Indexes are not always going to speed up your operations; on small tables, they actually make things slower.

Also, indexes make write operations slower at all times; they're good for retrieval operations.

In analogy to bookreading: In books you also have indexes; I for one, never read the index of a very small book; I can browse to the required data faster if I have some idea what the book is about; However, as a human I can read text fast, which a computer cannot (all in relativity); However, in a big book (take a cookbook with thousands of recipes, and I want to find the recipe for goulash I will take the index and see how far I can skip ahead to find that one; It speeds up my search operation.
However, if there's a small cookbook "5 ways to boil an egg", I'm not going to use the index to find the recipe for a hard-boiled egg. (usually, smart databases will neither; the query optimizer takes care of such things)

As you might notice here, right now: the entire table is never read into memory; it is scanned and parts of the table may be in memory for a while, but they do not "reside" there; what would be in memory would be a temporary copy of the actual data in the database. Because: what happens when there's a powerfailure during the query?

So, what modern RDBMs do, is store the current data to a "before image", perform the query, and when it completes successfully the before image can be destroyed. If there is a powerfailure during the query, the database can always be restored to the original state by performing a roll-back if the before image write has completed; if not: the data is still in the original state; If the powerfail happened during the query, the rollback can place the data back to the original state. The query is lost, but that's not as bad as a database that is in an inconsistent state.

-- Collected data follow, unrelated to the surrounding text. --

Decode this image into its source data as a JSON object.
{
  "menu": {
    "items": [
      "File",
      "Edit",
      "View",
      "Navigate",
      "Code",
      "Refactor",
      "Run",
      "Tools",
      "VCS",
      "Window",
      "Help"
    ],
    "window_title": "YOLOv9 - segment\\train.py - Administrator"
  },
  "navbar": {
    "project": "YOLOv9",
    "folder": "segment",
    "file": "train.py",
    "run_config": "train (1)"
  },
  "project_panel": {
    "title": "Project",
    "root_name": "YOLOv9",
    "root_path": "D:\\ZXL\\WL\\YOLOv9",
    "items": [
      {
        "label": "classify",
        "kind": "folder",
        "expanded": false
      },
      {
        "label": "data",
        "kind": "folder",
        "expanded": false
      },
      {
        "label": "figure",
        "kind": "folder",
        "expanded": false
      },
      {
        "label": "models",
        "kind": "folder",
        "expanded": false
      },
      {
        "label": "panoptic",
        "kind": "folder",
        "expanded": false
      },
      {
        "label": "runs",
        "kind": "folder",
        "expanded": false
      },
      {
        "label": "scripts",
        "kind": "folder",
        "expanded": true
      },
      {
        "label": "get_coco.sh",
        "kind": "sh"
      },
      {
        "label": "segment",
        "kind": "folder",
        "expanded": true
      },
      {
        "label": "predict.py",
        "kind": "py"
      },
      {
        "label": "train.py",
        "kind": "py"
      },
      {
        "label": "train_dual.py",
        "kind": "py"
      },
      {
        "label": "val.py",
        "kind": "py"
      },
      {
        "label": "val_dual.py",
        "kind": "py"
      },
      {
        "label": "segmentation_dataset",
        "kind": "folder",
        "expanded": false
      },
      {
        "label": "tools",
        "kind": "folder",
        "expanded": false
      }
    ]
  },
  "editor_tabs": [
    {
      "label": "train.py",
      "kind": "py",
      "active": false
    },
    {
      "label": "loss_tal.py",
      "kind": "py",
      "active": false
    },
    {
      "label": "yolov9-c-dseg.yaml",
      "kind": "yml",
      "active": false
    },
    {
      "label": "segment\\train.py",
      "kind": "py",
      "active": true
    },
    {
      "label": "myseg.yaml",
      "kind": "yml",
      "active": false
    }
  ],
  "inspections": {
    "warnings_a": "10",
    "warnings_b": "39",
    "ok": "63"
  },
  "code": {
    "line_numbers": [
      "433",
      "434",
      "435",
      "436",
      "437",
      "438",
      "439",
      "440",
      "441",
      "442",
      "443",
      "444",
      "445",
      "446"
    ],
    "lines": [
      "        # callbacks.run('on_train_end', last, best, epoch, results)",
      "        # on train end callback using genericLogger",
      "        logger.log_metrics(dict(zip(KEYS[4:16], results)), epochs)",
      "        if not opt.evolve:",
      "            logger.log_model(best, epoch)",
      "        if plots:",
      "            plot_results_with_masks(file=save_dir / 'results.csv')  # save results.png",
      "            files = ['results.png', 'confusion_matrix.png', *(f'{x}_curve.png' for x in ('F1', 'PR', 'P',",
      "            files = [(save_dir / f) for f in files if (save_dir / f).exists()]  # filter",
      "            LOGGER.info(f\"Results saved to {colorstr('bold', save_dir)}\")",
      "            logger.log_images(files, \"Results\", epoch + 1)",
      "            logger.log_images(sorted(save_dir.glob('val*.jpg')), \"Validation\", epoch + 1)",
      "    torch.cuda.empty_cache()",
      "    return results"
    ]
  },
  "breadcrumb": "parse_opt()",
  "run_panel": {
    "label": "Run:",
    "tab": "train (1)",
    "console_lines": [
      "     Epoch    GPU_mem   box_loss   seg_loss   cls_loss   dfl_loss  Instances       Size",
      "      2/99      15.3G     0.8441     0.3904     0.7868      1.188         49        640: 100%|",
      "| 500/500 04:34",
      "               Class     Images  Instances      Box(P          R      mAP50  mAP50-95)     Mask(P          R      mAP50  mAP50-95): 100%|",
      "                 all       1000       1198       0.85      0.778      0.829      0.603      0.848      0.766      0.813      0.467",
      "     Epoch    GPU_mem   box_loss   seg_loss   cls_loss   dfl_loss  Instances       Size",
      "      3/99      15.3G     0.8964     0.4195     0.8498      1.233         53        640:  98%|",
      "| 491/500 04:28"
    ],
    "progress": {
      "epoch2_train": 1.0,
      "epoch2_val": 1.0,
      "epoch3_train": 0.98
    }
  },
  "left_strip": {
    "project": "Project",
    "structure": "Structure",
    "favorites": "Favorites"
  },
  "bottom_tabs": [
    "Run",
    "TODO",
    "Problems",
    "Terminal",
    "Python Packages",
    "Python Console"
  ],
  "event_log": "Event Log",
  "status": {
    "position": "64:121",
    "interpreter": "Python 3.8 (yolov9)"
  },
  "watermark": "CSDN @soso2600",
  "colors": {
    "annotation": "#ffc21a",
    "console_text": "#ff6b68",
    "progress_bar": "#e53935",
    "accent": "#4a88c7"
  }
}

To prevent data-loss, the "after-image" was invented; how the data would look after the data has been committed; Together with the before image, you can do a roll-back and a roll-forward to have the database in a consistent state at all times and not losing the query. Keeping the data in this consistent state has a cost, all those write operations are costly. But you also see that the database itself, and thus the tables are and must be on the disk.

Now for cross referencing:
If you want to get the idiosyncrasies (I hope I spelled that right) of all the persons, you would do "SELECT * FROM idio_table"; and this would probably be a single read operation. However, if you want to split this up in 50 tables the data is most likely spread out, and thus would cost far more (about 50) read operations; And even with that: how would your query look like
SELECT * FROM people_table INNER JOIN idio1_table ON people_table.id = idio1_table.id INNER JOIN idio2_table ON people_table.id = idio2_table.id ... etc

or

SELECT people_table.name FROM people_table,nose_pickers WHERE people_table.id IN nose_pickers.id; ... etc...

it will take you ages to write the right queries, and with that you also have to maintain as many indexes (to make sure you don't get duplicates) as well as alot of cross referencing; your updates will cost you several read/write operations, whereas if you kept it in 1 table it would be a single read/write operation.

I think this is not too hard to grasp; So: yes, you can write your own program that would manage the data in your way, but I think it'd be slower than the most bloated of databases, where that bloated database provides also all the tools to keep your data consistent at all times.

What variables do you predict would cause it to be slower? I can possibly use any predictions to preemptively solve potentialities.

just the fact that you put all the data in different columns makes the reference lookup that is required to look up your data to be slower.